Leste doubted it; thieves, rapists, and brigands were notoriously superstitious. They followed their own kind for the most part. They did not trust men who could think, reason, and read unless such a man had some power in his possession that cowed them.

No
, she thought,
Khale was just a man, and, like many men before him, his deeds had earned him a reputation.

She wondered how many of the stories were of his own devising. She might ask him, when they met.

With head bowed against the driving wind and the rain it carried, she followed Murtagh and the mercenary onwards as they descended into the marshlands that spread along the banks of the river Keth before it passed under the outer walls of Colm to feed into the moat around King Alosse’s castle.

Leste’s steed was used to the firmness of Colm’s city streets, with their packed dirt and cobblestones. She could feel the animal’s unease as it went over the soft ground after the mercenary’s flea-bitten nag.
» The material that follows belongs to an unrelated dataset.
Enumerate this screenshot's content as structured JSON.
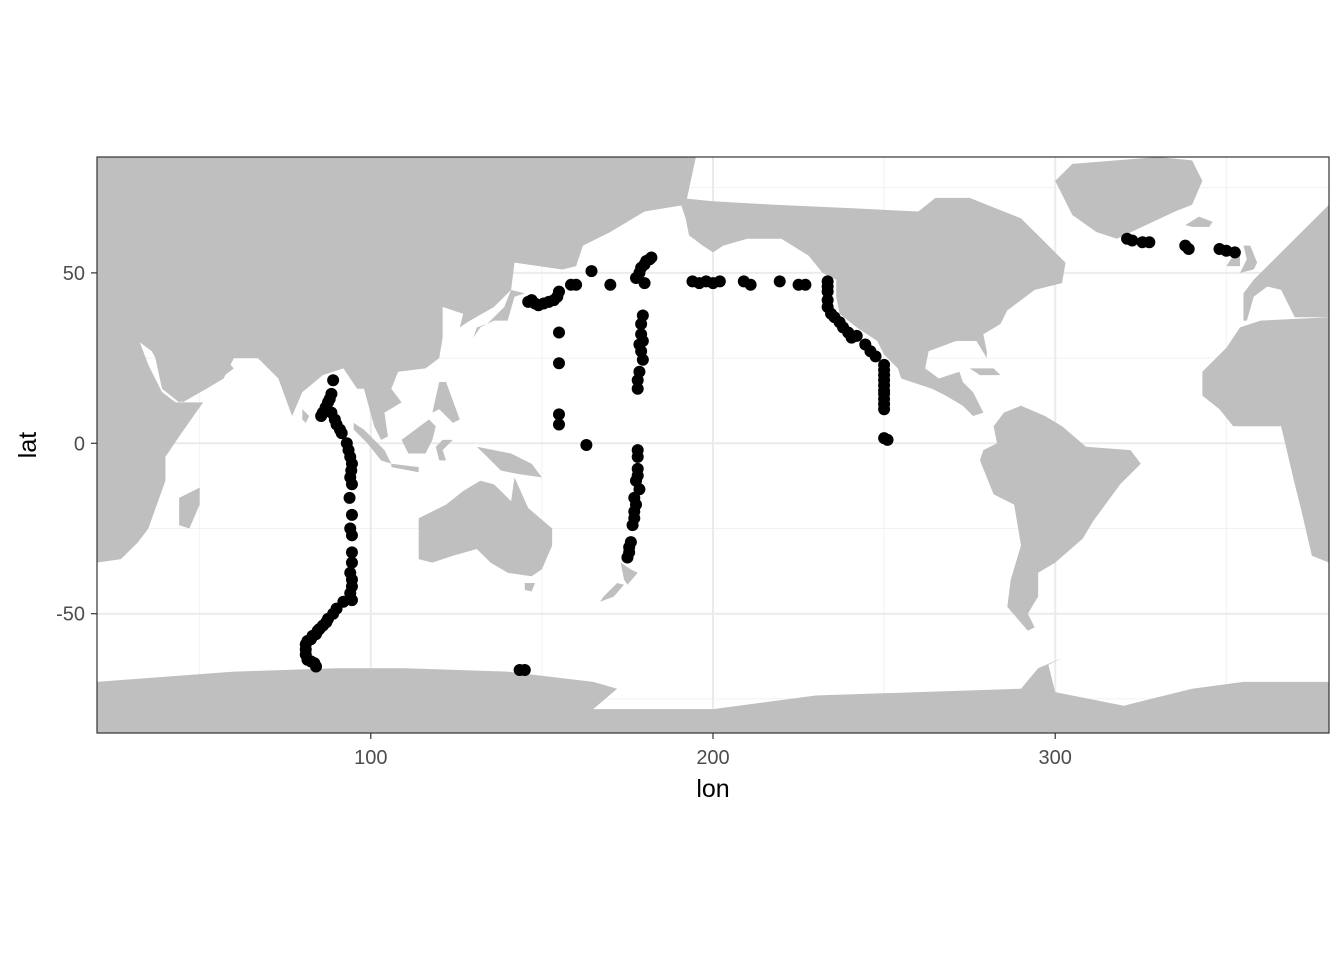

The night was dark and heavy, with a marsh-mist that stank of refuse and human waste; the leavings of Colm were emptied into the river night and day. Their guide paused in his motion for a moment, and Murtagh twisted in his saddle to cast a look back, “You having trouble there, Leste?”
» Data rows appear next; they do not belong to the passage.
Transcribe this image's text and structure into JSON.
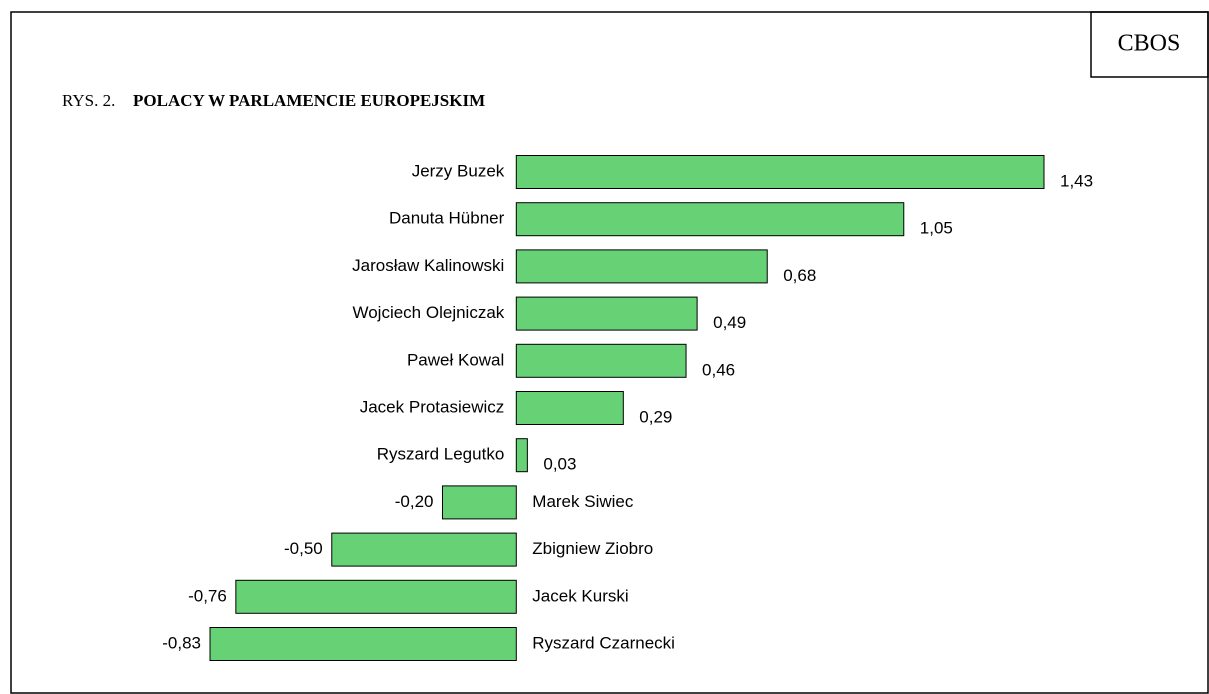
{
  "chart_data": {
    "type": "bar",
    "orientation": "horizontal",
    "source": "CBOS",
    "figure_label": "RYS. 2.",
    "title": "POLACY W PARLAMENCIE EUROPEJSKIM",
    "categories": [
      "Jerzy Buzek",
      "Danuta Hübner",
      "Jarosław Kalinowski",
      "Wojciech Olejniczak",
      "Paweł Kowal",
      "Jacek Protasiewicz",
      "Ryszard Legutko",
      "Marek Siwiec",
      "Zbigniew Ziobro",
      "Jacek Kurski",
      "Ryszard Czarnecki"
    ],
    "values": [
      1.43,
      1.05,
      0.68,
      0.49,
      0.46,
      0.29,
      0.03,
      -0.2,
      -0.5,
      -0.76,
      -0.83
    ],
    "value_labels": [
      "1,43",
      "1,05",
      "0,68",
      "0,49",
      "0,46",
      "0,29",
      "0,03",
      "-0,20",
      "-0,50",
      "-0,76",
      "-0,83"
    ],
    "color": "#66d275"
  }
}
“Nothing to worry about,” Leste replied.

She didn’t like this. The mercenary could be leading them into an ambush and they’d never know, not with the mist and shadows clinging this close about. Still, her sword was at her side and she knew how to use it. She could cut down most men in a fair fight, but men like this mercenary were wont to be less than fair to the law-abiding.

“We’re coming close,” the mercenary called back through the mist.

Murtagh grunted a response, and Leste did not feel compelled to courtesy as her horse stumbled again through the cloying marsh water. A lantern shone up ahead, piercing the gloom for a moment. It went out, came back, and then extinguished again—a simple signal.

“Dismount, and leave your swords behind.”

“And why would we do that?” Murtagh asked.

“Because there’s more of us than there are of you. You both might think you could win, but you won’t. You might not mind having your throats cut out here in the dark, but I’ll bet you’d like it less if the same fate happened to those you care for.”

“What did you say?” Leste’s voice was as cold and close as the mist.

Threatening Yrena and Osta—what kind of bastard was this Khale?

“We know where you live,” the mercenary said. “Your loved ones are being watched in their beds, even now. You do something we don’t like, and they will pay the price for it, not you.”

It could be a bluff, an empty threat, but they couldn’t take that chance.

“All right. We’ll leave our blades,” said Murtagh.

“Follow me,” the mercenary said. “Khale will see you now.”

Leste said nothing; her thoughts were on Yrena and Osta. Gods’ bones, she swore she’d not forgive this Khale for the threat against their lives. She trudged slow through the marsh, following the dim shades of her two companions, noticing the pale lights that drifted on the water’s surface and the even paler shapes that danced beneath. This was a haunted place, so many said in Colm. Though it was easy enough to say such things and be safe and warm at home, than to walk through these mires in the dark.